If you saw a tumbleweed somersault across the long, main drag with the shinto temple set far in back like a clapboard, Baptist church, you wouldn’t even blink…people like me would, laughing at this artistic hero for being a ‘bumbling poseur’, we’d throw silly barbs, for instance, saying he was ‘betraying his veritae’ with his ‘hamfisted homage’ because we love nothing more than feeling superior to a person of greater talent–but you wouldn’t, provided you aren’t also a correspondence school film analyst (and private investigator) and you, my friend, are the point. BUT THANK GOD HE DIDN’T!–Wait, did he? I remember some jetsam flung in the wind, maybe I should check…NO! I love this film and its director too much to check and/or care and/or use more labored French words like milieu, so, like John MacLaughlin: Next issue!

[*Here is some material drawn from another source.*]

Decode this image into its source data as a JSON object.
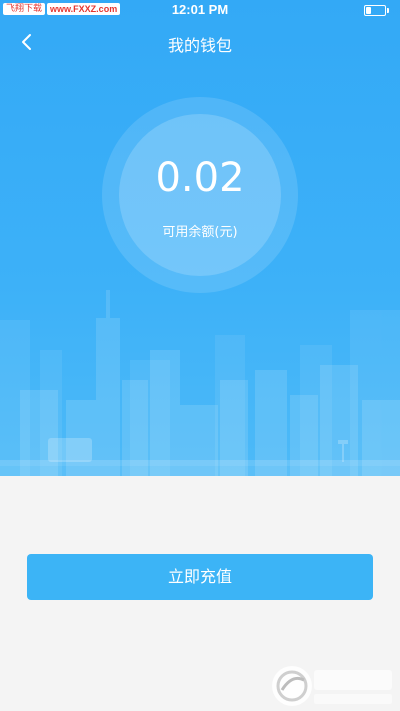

“Next Week: What is it with all this self-referential film writing, are today’s internet critics going gonzo, and if so, why? Are we entering a future where every Captain Rimshot with a keyboard reckons himself Hunter Thompson. That and Pat Buchanan returns, until then BOIYE-BOIYE!“
The muthafuckin’ score. This should have been first, but I refuse to outline, so it’s last. Only three movie soundtracks have literally given me a sarcasm boner: Reservoir Dogs, Deadpool and this Fuck-You-to-Every-Music-Teacher-Ever, why? because Masaru Sato, the composer…a flat-out film genius…made a snarky, unserious, ironic and dissonant guffaw at gore in what I know would have gotten his knuckles rapped by whatever gray, bun-topped biddie first taught him the ivories (He’s using tubas, French horns and sousaphones…which should tell you something: this guy’s writing love letters to sound using the most boorish, obnoxious, single-use ampersands of brass that ever rattled a tuning fork…and he makes that shit work! He makes it funny! He makes it badass! And he does his job, he explains Sanjuro, the dissonance reflects his state of mind, his contempt for everyone involved, once you see the movie, you’ll realize you wouldn’t have understood it without the score.
Everyone’s an MVP on this one.
I keep lookin’ for a crack so I can wiggle a hair in the fissure and call more attention to it than would be reasonable just so this review doesn’t sound like a thirteen year old girl waiting near the stage exit at a Justin Bieber concert.
But I can’t help it!
Yojimbo is….! Yojimbo is…! I LOVE YOU, YOJIMBO, I’M BART COBB FROM OPELOUSAS, I LOVE YOU, MARRY ME!
AHHHH! HE LOOKED AT ME ! HE LOVES ME! WE’RE GONNA GET MARRIED AND LIVE IN NEPAL AND RAISE MOUNTAIN GOATS AND….!
[Sudden blackness. Wake up to the cop gently kicking me in the ribs] “Yojimbo’s gone, sir. Are you all right? Can you stand up? Okay, I think you should call your mom, now.”